Despite these limitations, our study offers several valuable contributions. First, a generalizable methodology for creating road surface type datasets from crowdsourced street view imagery has been proposed. By leveraging Mapillary data, this approach can be adapted to other regions worldwide and extended to additional platforms such as Google Street View48 and OpenStreetCam21, thereby broadening its applicability. Second, a comprehensive dataset of 200,000 African street view images labeled by road surface type has been developed. These images serve as rich training samples for deep learning models, facilitating automated classification of road surfaces across diverse African environments. Third, the dataset can support assessment of Sustainable Development Goal 9.1.1, which measures the proportion of the rural population living within 2 km of all-season roads.

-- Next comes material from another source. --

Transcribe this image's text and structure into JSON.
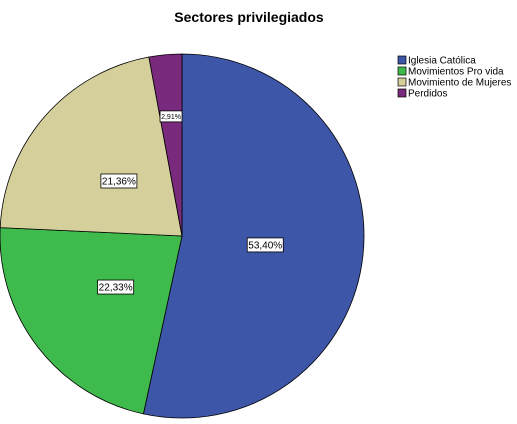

National-and regional-scale road surface maps generated from this dataset (as shown in Fig. 5) can provide crucial indicators for monitoring progress toward this goal. Last but not least, the dataset can be employed to evaluate and enhance OpenStreetMap (OSM) road surface tags. By comparing “Paved” and “Unpaved” labels with existing OSM tags, inconsistencies can be identified. Furthermore, deep learning models trained on these labeled images can automatically infer and supplement missing or erroneous surface tags in OSM, improving overall data quality.